The report addresses emerging technologies such as biometrics and Artificial Intelligence (AI) within the policing context. The information is intended to serve as a framework for how police forces approach these new and often complex technologies while maintaining public trust.
The report outlines various potential benefits and risks associated with using these technologies. It emphasizes the importance of police forces engaging with relevant stakeholders, such as civil society and tech experts, as they develop appropriate governance mechanisms, as well as respecting human rights.
The report notes that with technology rapidly advancing over the last decade, Scotland’s law enforcement agencies must take advantage of more advanced tools to combat crime.
Further, over the past few years, Police Scotland was subjected to criticism from parliamentary committees, human rights organizations across the globe, regulatory agencies and other stakeholders for its failure to comply with established standards regarding safeguarding fundamental human rights.
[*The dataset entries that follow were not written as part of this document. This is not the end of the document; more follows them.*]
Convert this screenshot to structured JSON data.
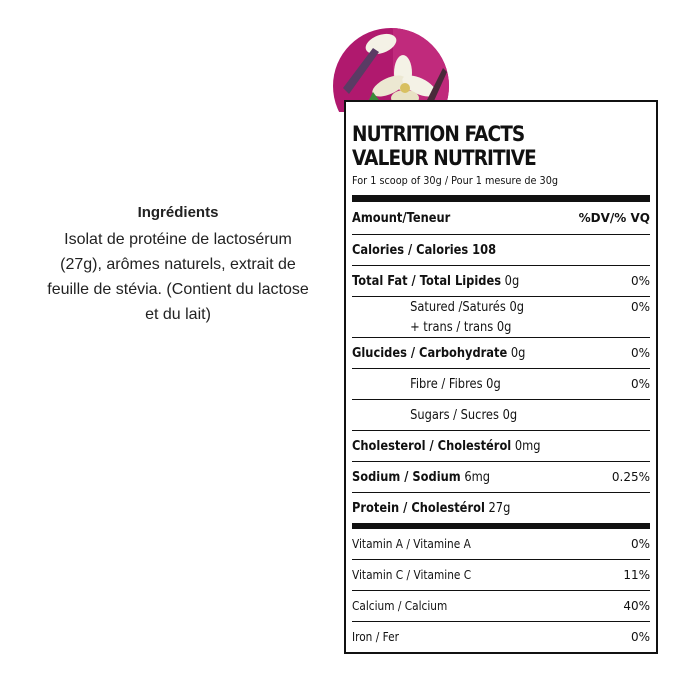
{
  "ingredients": {
    "title": "Ingrédients",
    "lines": [
      "Isolat de protéine de lactosérum",
      "(27g), arômes naturels, extrait de",
      "feuille de stévia. (Contient du lactose",
      "et du lait)"
    ]
  },
  "label": {
    "heading_en": "NUTRITION FACTS",
    "heading_fr": "VALEUR NUTRITIVE",
    "serving": "For 1 scoop of 30g / Pour 1 mesure de 30g",
    "amount_header": "Amount/Teneur",
    "dv_header": "%DV/% VQ",
    "calories_label": "Calories / Calories 108",
    "rows": [
      {
        "name": "Total Fat / Total Lipides",
        "amount": "0g",
        "dv": "0%"
      },
      {
        "name": "Satured /Saturés",
        "amount": "0g",
        "dv": "0%"
      },
      {
        "name": "+ trans / trans",
        "amount": "0g",
        "dv": ""
      },
      {
        "name": "Glucides / Carbohydrate",
        "amount": "0g",
        "dv": "0%"
      },
      {
        "name": "Fibre / Fibres",
        "amount": "0g",
        "dv": "0%"
      },
      {
        "name": "Sugars / Sucres",
        "amount": "0g",
        "dv": ""
      },
      {
        "name": "Cholesterol / Cholestérol",
        "amount": "0mg",
        "dv": ""
      },
      {
        "name": "Sodium / Sodium",
        "amount": "6mg",
        "dv": "0.25%"
      },
      {
        "name": "Protein / Cholestérol",
        "amount": "27g",
        "dv": ""
      }
    ],
    "vitamins": [
      {
        "name": "Vitamin A / Vitamine A",
        "dv": "0%"
      },
      {
        "name": "Vitamin C / Vitamine C",
        "dv": "11%"
      },
      {
        "name": "Calcium / Calcium",
        "dv": "40%"
      },
      {
        "name": "Iron / Fer",
        "dv": "0%"
      }
    ]
  },
  "colors": {
    "flower_background": "#b0196e",
    "flower_petal": "#f4f2e6"
  }
}
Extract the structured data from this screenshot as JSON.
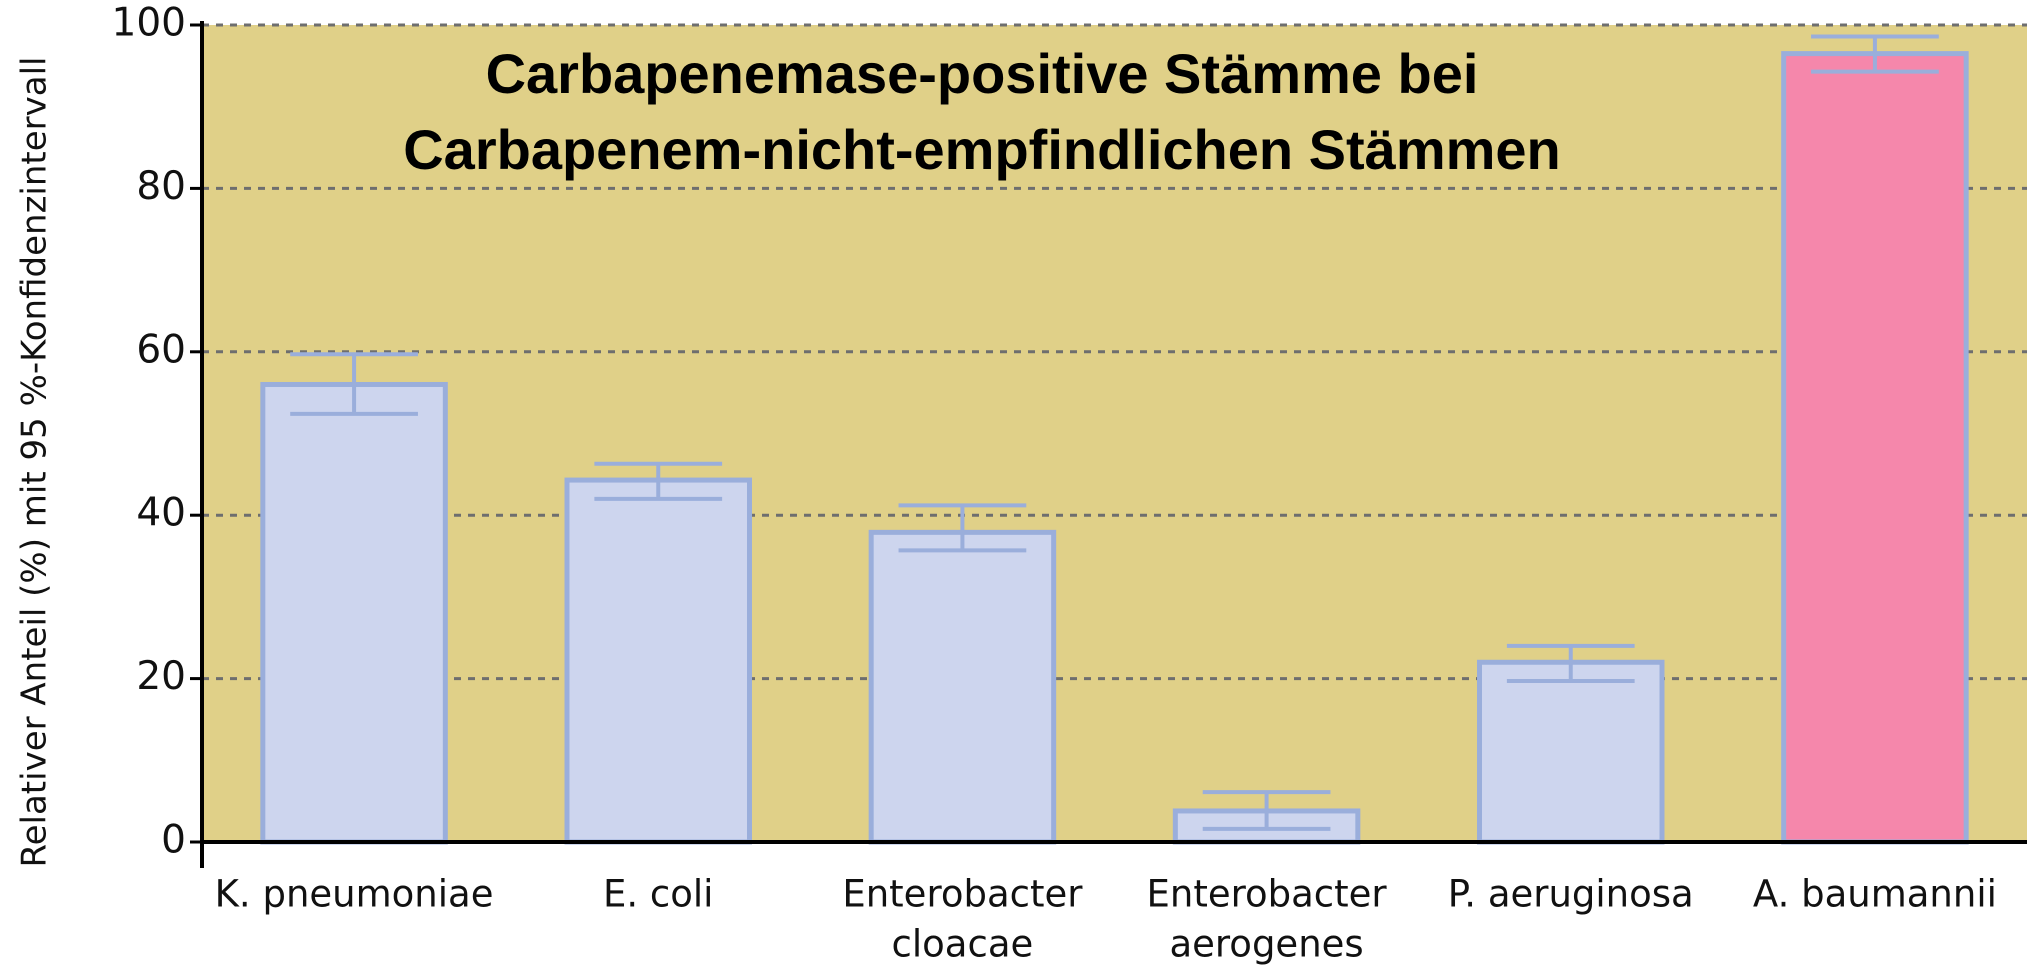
{
  "chart_data": {
    "type": "bar",
    "title": [
      "Carbapenemase-positive Stämme bei",
      "Carbapenem-nicht-empfindlichen Stämmen"
    ],
    "y_label": "Relativer Anteil (%) mit 95 %-Konfidenzintervall",
    "categories": [
      [
        "K. pneumoniae"
      ],
      [
        "E. coli"
      ],
      [
        "Enterobacter",
        "cloacae"
      ],
      [
        "Enterobacter",
        "aerogenes"
      ],
      [
        "P. aeruginosa"
      ],
      [
        "A. baumannii"
      ]
    ],
    "values": [
      56,
      44.3,
      37.9,
      3.8,
      22,
      96.5
    ],
    "ci_lower": [
      52.4,
      42,
      35.7,
      1.6,
      19.7,
      94.3
    ],
    "ci_upper": [
      59.7,
      46.3,
      41.2,
      6.1,
      24,
      98.6
    ],
    "colors": [
      "#cdd5ee",
      "#cdd5ee",
      "#cdd5ee",
      "#cdd5ee",
      "#cdd5ee",
      "#f587ab"
    ],
    "ylim": [
      0,
      100
    ],
    "yticks": [
      0,
      20,
      40,
      60,
      80,
      100
    ],
    "grid": true
  }
}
“It is in this context that the IAG was formed and recently we have seen the establishment of the independent Scottish Biometrics Commissioner (SBC), via the Scottish Biometrics Commissioner Act 2020, whose general function is to support and promote the adoption of lawful, effective, and ethical practices regarding biometric data for criminal justice and police purposes,” the report says.
That said, the study notes legal concerns regarding automated decision-making and the use of AI in predictive policing, which can lead to increased bias and discrimination. Live facial recognition also raises human rights issues and has the potential to be discriminatory, it warns. An ethical and legal assessment framework based on equality and human rights is necessary to reduce risks to public trust and discrimination.
According to the report, research into biometrics in policing found that existing domestic and international legislation, relevant case law, human rights laws, equalities laws, data protection laws and biometrics regulations form a good foundation for Police Scotland to exercise its powers.
However, the report also notes that global research and best practice point to the need for legal frameworks or binding codes of practice, rather than guidelines, when dealing with specific technology applications such as automated decision-making and AI and live facial recognition.
“In relation to the regulation of biometric data by the police however, Scotland is set to become a forerunner as a result of the Scottish Biometrics Commission’s Code of Practice,” notes the report.
The report also put forth several other general recommendations, including providing police officers with the necessary technology training, forming an effective risk management system, developing an open complaint procedure and constructing a public communication plan.